Days of Future Past applica alla continuity narrativa
la stessa logica di successioni e dirottamenti temporali attuata dal film: il
tempo come fiume che scorre in una direzione precisa, dove un’onda anomala o una
pietra scagliata nell’acqua posso modificarne il corso, produrre una falla. Così
il moto della saga X-Men procede linearmente (anche quando trascura l’ordine
cronologico), ma all’azione dei singoli (film e/o personaggi) concede di
introdurre discrepanze, cambiare il proprio ruolo/destino all’interno della continuity, deviando tangenzialmente o
addirittura invertendo la rotta del senso e degli intrecci (emblematica
l’immagine di chiusura, che semina nuovi dubbi sulle gesta del maggiore Stryker).

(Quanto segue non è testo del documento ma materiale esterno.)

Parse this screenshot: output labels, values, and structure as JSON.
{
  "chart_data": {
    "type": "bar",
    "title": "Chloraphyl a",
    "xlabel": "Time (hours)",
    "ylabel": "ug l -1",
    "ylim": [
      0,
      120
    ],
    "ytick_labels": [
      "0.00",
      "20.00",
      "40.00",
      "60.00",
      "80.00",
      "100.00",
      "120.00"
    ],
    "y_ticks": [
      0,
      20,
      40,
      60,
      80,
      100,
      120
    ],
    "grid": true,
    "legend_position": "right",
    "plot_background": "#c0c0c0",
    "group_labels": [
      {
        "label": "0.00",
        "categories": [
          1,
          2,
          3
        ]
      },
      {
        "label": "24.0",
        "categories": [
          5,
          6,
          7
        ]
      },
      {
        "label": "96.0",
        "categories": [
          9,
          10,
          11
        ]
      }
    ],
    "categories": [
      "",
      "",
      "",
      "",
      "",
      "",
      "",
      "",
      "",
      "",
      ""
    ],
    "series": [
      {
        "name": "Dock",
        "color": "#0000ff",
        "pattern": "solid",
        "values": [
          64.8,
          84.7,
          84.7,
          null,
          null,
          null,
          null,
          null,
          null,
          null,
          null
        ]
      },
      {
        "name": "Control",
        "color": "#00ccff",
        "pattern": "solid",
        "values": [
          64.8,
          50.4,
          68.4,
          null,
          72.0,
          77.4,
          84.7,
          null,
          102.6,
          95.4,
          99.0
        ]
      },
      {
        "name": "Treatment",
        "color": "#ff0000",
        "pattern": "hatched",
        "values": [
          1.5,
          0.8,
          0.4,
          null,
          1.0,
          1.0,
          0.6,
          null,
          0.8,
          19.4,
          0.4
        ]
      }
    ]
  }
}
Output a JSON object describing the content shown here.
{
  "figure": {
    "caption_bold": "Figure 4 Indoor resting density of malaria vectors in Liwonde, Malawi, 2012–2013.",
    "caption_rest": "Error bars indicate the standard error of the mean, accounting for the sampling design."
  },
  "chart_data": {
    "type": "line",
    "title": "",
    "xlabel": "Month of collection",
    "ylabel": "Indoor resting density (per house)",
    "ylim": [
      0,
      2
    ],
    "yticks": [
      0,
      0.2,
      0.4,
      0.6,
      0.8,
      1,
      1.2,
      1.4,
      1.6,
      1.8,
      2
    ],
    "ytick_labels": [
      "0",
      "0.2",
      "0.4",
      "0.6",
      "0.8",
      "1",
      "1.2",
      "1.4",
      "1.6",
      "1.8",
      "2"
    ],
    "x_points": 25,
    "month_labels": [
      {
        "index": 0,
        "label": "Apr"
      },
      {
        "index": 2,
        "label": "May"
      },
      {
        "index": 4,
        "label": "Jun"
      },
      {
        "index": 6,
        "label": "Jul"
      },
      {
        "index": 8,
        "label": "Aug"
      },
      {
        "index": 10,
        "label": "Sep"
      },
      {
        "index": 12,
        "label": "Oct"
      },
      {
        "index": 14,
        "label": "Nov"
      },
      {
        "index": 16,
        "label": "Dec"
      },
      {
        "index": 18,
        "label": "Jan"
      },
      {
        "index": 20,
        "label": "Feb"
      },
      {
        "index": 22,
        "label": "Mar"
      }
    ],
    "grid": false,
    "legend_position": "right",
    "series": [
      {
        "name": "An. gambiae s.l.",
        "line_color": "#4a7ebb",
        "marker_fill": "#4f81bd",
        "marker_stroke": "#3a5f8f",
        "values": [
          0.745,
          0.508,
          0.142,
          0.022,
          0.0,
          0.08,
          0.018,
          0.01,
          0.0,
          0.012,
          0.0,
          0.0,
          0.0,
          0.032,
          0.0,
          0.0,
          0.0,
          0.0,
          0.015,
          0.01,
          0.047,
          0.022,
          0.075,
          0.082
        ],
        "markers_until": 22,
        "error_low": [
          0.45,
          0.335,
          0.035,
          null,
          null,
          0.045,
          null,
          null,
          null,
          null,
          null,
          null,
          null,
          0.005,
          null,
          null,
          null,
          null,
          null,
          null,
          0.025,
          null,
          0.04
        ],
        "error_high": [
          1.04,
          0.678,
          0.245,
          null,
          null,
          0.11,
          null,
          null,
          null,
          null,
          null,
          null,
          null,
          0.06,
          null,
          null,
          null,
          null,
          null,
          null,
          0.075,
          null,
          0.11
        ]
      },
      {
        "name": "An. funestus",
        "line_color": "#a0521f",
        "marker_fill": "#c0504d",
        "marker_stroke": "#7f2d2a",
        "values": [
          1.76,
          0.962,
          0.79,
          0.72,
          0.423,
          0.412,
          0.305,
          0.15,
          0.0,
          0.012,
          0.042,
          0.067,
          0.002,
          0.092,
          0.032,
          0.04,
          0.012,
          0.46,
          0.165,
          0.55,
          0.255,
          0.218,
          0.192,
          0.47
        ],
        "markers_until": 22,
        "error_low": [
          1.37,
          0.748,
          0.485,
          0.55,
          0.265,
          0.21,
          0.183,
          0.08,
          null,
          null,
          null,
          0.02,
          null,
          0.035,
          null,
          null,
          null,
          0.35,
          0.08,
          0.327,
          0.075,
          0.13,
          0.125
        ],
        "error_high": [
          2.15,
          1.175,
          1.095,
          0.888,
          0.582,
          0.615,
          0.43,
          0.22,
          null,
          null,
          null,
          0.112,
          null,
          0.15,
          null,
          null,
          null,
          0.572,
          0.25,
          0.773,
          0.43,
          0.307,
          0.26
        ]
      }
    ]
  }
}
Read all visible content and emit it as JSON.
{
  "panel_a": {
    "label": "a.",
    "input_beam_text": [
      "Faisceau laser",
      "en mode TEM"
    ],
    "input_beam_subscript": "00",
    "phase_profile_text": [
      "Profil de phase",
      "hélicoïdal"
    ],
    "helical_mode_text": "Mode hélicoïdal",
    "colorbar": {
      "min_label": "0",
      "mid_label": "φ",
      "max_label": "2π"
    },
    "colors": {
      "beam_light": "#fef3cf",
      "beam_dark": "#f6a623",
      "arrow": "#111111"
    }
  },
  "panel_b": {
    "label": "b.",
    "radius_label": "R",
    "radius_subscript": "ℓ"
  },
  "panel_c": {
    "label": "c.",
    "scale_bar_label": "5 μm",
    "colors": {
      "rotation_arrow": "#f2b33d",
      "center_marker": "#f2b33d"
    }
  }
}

Non è un caso che dello sbalzo temporale
si faccia carico proprio Wolverine, il solo mutante a godere di un filone
cinematografico dedicato e indipendente
(i due spin-off X-Men le origini: Wolverine, 2009, e Wolverine
– L’immortale, 2013), anche in contraddizione con gli eventi della trama principale
(rimandiamo a Wikipedia per i dettagli). Ma contestare le incongruenze di continuity sarebbe come tacciare di
anacronismo la rivisitazione degli eventi storici. Filologicamente corretto ma
fuorviante, in un film che negli sfasamenti temporali trova il suo centro, al
pari dei cortocircuiti allacciati con il cinema di fantascienza. Il confronto
diretto tra il Charles Xavier sdoppiato (giovane e invecchiato), oltre a
gettare un ponte tra la prima trilogia e il nuovo corso, replica quello tra le
due versioni di Spock negli Star Trek
(2009-2013) di J.J. Abrams (su uno schermo, inoltre, si scorge per alcuni istanti
un episodio, Al di là del tempo,
tratto dalla serie originale, incentrato proprio su un viaggio indietro nel
tempo). Altri innesti provengono dall’universo serial contemporaneo (il Peter Dinklage di Game of Thrones) e da Christopher Nolan, con la Ellen Page di Inception (2010) a guidare il
sonno/sogno di Wolverine, o Magneto che sale al potere dal centro dell’arena sportiva
come il Bane di The Dark Knight Rises
(2012).
L’unico futuro non ancora passato è quello
delle immagini preservate dal cinema e dal suo immaginario. E che proprio
attraverso l’azione del cinema possono “mutare”, se non per riscrivere, almeno
per ripensare la Storia, ripristinando una speranza e uno spirito del tempo che forse, come un gene-X, hanno saltato questa generazione. Ecco la ragione del formato sgranato in Super-8, con in sottofondo il
rumore della bobina, per filmare alcuni frammenti dell’irruzione degli X-Men ai
trattati parigini. Lo stesso Super-8 che ha catturato le celeberrime riprese
dell’omicidio Kennedy, mostrando tutto senza spiegare nulla. Magneto ha fatto
centro o tentava di deviare il proiettile? (McAvoy li curvava in Wanted, ma
qui è un ammaccato Xavier senza poteri). La verità sul passato resta un
paradosso fuori dal tempo. E non sarà un caso che in una sequenza Erik si
preoccupi di estrarre da un proiettore una bobina compromettente, sottraendola al passato per nasconderla al futuro.